As for efficiency, there is no difference. The difference you may have heard people talking about is when, in C++, you increment a non-pointer data type, such as an iterator. In some cases, pre-increment can be faster there.
You can see the generated code using GCC Explorer.
void foo(struct my_struct* my_ptr)
{
my_ptr->num++;
}
void bar(struct my_struct* my_ptr)
{
++(my_ptr->num);
}
Output:
foo(my_struct*): # #foo(my_struct*)
incl (%rdi)
ret
bar(my_struct*): # #bar(my_struct*)
incl (%rdi)
ret
As you can see, there's no difference whatsoever.
The only possible difference between the first two is when you use them in expressions:
my_ptr->num = 0;
int x = my_ptr->num++; // x = 0
my_ptr->num = 0;
int y = ++my_ptr->num; // y = 1
If your only intention is to increment the value of num then the 1st and 2nd method will yield same intented result to the callee method.

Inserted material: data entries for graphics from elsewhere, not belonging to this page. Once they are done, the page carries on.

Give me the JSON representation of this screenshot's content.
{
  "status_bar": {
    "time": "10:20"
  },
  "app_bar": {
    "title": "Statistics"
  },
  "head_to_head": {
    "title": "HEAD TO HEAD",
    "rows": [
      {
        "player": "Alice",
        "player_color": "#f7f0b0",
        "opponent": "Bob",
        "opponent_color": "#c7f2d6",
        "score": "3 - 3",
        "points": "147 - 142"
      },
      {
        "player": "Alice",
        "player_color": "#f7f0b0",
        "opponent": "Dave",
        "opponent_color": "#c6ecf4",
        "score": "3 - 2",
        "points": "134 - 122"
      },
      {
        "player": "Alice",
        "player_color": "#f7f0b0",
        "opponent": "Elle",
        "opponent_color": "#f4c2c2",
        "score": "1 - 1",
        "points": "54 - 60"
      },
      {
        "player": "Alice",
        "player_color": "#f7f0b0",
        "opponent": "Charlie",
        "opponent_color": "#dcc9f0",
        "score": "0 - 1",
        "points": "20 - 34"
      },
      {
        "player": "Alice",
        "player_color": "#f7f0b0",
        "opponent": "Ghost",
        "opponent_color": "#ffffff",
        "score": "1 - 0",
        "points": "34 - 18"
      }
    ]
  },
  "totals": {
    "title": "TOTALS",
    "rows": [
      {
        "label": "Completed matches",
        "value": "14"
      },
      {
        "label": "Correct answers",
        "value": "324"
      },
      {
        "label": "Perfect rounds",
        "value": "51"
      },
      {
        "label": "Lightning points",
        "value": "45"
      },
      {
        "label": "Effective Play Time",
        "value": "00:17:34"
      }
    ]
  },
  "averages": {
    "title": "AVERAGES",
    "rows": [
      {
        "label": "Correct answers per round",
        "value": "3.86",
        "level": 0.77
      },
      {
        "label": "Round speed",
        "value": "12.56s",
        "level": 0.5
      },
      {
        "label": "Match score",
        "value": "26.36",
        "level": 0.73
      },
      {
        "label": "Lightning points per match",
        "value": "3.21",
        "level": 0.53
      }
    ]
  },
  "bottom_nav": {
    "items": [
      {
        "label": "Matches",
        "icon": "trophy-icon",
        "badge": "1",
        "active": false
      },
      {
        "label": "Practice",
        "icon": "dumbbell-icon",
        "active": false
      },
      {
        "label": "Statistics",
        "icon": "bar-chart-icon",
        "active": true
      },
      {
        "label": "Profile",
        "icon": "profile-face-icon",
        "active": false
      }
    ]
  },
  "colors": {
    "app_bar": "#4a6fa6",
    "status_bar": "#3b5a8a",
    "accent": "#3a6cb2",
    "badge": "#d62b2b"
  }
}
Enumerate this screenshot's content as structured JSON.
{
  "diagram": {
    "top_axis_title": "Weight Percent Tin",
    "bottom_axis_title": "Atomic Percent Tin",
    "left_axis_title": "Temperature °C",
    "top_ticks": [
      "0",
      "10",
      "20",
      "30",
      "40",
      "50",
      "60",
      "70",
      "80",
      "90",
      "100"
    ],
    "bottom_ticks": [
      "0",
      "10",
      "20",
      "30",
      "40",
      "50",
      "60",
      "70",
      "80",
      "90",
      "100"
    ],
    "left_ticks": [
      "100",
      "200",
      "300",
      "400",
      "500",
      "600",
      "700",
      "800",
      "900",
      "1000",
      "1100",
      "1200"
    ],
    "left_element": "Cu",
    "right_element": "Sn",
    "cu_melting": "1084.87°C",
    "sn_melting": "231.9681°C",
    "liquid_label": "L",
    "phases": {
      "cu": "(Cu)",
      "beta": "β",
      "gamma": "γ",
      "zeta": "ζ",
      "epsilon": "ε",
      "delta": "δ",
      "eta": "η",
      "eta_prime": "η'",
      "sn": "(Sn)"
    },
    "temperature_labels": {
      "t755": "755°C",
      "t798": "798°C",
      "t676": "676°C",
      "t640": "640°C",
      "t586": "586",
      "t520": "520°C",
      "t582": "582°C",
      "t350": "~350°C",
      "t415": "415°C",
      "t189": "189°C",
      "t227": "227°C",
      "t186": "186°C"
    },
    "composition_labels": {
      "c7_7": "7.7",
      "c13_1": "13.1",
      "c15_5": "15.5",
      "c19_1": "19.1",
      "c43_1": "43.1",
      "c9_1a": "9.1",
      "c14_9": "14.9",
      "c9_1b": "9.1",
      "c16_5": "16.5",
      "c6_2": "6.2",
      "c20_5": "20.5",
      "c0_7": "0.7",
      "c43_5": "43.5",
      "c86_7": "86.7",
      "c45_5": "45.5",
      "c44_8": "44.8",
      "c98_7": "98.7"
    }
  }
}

However, if you change your code to the following, you can see the difference between the code generated by gcc (assembly level code):
struct my_struct
{
int num;
};
void foo(struct my_struct* my_ptr)
{
printf("\nPost Increment: %d", my_ptr->num++);
}
int main()
{
struct my_struct a;
a.num = 10;
foo(&a);
}
Now compile it using: gcc -masm=intel -S structTest.c -o structTest.s
This asks gcc to generate the assembly code:
Open structTest.s in a text editor.
foo:
.LFB0:
push rbp
mov rbp, rsp
sub rsp, 16
**mov QWORD PTR [rbp-8], rdi**
mov rax, QWORD PTR [rbp-8]
mov eax, DWORD PTR [rax]
mov edx, eax
**lea ecx, [rax+1]**
mov rax, QWORD PTR [rbp-8]
mov DWORD PTR [rax], ecx
mov eax, OFFSET FLAT:.LC0
mov esi, edx
mov rdi, rax
mov eax, 0
call printf
leave
ret
.cfi_endproc
main:
.LFB1:
push rbp
mov rbp, rsp
sub rsp, 16
**mov DWORD PTR [rbp-16], 10
lea rax, [rbp-16]
mov rdi, rax
call foo**
leave
ret
.cfi_endproc
And when you change the operation to pre-increment, the follwoing code is generated:
foo:
.LFB0:
.cfi_startproc
push rbp
mov rbp, rsp
sub rsp, 16
**mov QWORD PTR [rbp-8], rdi**
mov rax, QWORD PTR [rbp-8]
mov eax, DWORD PTR [rax]
**lea edx, [rax+1]**
mov rax, QWORD PTR [rbp-8]
**mov DWORD PTR [rax], edx**
mov rax, QWORD PTR [rbp-8]
**mov edx, DWORD PTR [rax]**
mov eax, OFFSET FLAT:.LC0
mov esi, edx
mov rdi, rax
mov eax, 0
call printf
leave
ret
.cfi_endproc
So, you would see that in the second case, the compiler increments the num value and passes on this num value to printf().
In terms of performance, I would expect the post-increment to be more efficient since the memory locations are touched a fewer number of times.
The important lines have been marked between ** in the above code.